The flat — for they were spending a weekend in Arthur’s London abode — certainly wasn’t the most expensive or glamorous one, but Francis thought it compensated for Arthur’s otherwise expensive taste in housing, regardless of how England’s boss(es) felt about such an arrangement. The living room (sitting room, as Arthur insisted) was conjoined with the kitchen, and from bedroom door one could view the area almost completely and in the dark any sources of light highlighted most of it.

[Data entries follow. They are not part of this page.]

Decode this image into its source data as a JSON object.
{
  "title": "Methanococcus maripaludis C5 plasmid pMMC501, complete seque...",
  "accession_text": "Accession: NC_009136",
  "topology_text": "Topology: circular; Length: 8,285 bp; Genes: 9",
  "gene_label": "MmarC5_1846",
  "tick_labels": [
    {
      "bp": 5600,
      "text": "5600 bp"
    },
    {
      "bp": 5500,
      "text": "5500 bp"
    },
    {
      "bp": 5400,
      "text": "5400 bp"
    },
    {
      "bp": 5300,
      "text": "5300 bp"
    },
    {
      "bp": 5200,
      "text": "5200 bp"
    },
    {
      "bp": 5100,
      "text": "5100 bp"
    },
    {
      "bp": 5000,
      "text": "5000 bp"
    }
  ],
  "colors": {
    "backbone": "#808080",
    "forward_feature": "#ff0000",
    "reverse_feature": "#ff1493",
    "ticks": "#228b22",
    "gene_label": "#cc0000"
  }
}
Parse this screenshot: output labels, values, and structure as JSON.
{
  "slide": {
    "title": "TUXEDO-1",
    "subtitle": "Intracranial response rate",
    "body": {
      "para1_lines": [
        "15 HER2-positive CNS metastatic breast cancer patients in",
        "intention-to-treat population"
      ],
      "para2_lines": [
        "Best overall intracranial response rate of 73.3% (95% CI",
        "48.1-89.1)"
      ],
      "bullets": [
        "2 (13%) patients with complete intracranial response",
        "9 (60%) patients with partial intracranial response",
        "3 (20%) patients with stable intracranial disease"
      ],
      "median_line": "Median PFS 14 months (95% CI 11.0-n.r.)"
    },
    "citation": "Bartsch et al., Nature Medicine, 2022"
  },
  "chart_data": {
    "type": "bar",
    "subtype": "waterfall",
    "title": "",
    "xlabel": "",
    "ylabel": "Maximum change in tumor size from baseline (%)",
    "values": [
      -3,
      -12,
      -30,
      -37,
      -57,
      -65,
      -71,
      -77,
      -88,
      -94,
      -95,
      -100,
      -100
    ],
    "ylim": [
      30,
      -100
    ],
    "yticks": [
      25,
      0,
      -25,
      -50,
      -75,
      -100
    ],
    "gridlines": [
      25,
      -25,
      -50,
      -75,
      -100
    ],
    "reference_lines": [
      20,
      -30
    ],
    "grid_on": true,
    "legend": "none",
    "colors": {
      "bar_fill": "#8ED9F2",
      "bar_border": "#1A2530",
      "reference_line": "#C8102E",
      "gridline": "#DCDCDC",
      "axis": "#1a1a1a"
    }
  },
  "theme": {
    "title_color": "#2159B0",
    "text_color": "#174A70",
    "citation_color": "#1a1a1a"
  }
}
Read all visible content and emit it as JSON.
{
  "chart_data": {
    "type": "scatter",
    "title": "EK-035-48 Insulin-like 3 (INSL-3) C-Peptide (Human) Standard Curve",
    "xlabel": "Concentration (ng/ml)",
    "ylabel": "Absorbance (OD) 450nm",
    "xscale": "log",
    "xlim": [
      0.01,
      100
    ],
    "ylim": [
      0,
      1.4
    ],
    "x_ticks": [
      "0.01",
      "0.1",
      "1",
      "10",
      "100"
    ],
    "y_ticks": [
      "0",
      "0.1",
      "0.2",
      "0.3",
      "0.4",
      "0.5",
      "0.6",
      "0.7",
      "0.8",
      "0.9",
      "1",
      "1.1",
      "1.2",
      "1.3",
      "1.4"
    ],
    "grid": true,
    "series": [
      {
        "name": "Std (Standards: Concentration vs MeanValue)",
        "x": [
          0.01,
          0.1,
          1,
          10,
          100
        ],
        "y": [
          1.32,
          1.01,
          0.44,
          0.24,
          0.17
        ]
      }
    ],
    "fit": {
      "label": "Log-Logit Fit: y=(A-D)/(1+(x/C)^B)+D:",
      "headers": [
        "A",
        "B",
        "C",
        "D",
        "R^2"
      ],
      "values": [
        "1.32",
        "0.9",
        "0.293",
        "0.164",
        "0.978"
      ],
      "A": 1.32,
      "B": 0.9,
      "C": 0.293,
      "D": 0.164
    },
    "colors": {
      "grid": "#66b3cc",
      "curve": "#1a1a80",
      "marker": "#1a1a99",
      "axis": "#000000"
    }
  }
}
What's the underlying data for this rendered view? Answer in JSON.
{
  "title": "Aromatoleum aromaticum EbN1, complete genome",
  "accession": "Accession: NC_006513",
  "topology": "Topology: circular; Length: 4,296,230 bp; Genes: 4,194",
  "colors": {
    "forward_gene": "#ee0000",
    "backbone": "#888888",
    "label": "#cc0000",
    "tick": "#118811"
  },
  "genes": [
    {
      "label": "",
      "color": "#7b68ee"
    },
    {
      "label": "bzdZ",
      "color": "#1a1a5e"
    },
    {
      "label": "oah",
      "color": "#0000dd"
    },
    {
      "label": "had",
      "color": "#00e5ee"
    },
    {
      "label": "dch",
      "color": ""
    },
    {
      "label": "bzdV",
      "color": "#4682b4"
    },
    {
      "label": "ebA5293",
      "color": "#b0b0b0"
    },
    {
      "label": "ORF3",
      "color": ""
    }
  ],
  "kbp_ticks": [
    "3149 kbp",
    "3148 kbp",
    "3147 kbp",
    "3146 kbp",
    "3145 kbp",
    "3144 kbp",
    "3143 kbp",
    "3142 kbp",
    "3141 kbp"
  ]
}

So it didn’t take much more than the required five steps and the turn of a doorknob for Francis to find Arthur, although the first thing Francis noticed wasn’t, in fact, his boyfriend lying on the sofa with wrinkled pajamas and a cup of tea on the table beside.
It was the music.
Describing music with words alone wasn’t impossible, and Francis certainly had a way with those, but at 3.34 a.m. while still half-asleep and in a trance-like state it was a little difficult to say something other than breathtaking about the gentle notes that floated from the music box glowing green in Arthur’s hands. Francis stared at the gentle green glow highlighting Arthur’s gently smiling visage. Accompanied with the gentle tune reminiscent of wind chimes, the sight was inhumanely beautiful. Magic in action in so many ways.
Arthur’s eyes flickered upwards, and the dark green glowed translucent from the light the box emanated. If there was ever a time that Arthur looked like the immortal supernatural being that they both were, then it was now — because that light was out of this world, surely. Cold and warm intermittently, those eyes beckoned him like the sirens in ancient mythologies.
Arthur pushed himself up slowly, hands cradling the still playing music box, and made a grunt that Francis took as come hither. And who was he to deny such a charming request from his beloved, hm?
The clear chimes of music soothed Francis and he found himself at peace as he settled beside Arthur, head tucked against Arthur’s stiff shoulder. Summer days long gone, halcyon times long vanished, Francis thought as ancient memories were stirred, and he eyed at Arthur’s face to look for hints as to why Arthur wasn’t in bed.
Bloodshot eyes crinkled with Arthur’s contented smile, and even those eyebrows looked almost peaceful nestled over Arthur’s eyes. Large tee that revealed one of Arthur’s shoulders did very little to hide the aura he oozed, Francis mused and cuddled up closer, thinking of summer days and flowers tucked in hair and offended screams of “frog” and obscenities as well as kisses pressed on round button noses and lingering touches on a face not much younger than his own.
One day, Francis mused as he closed his eyes, he would dance with Arthur to this music that so clearly reflected the innocence they had both once had.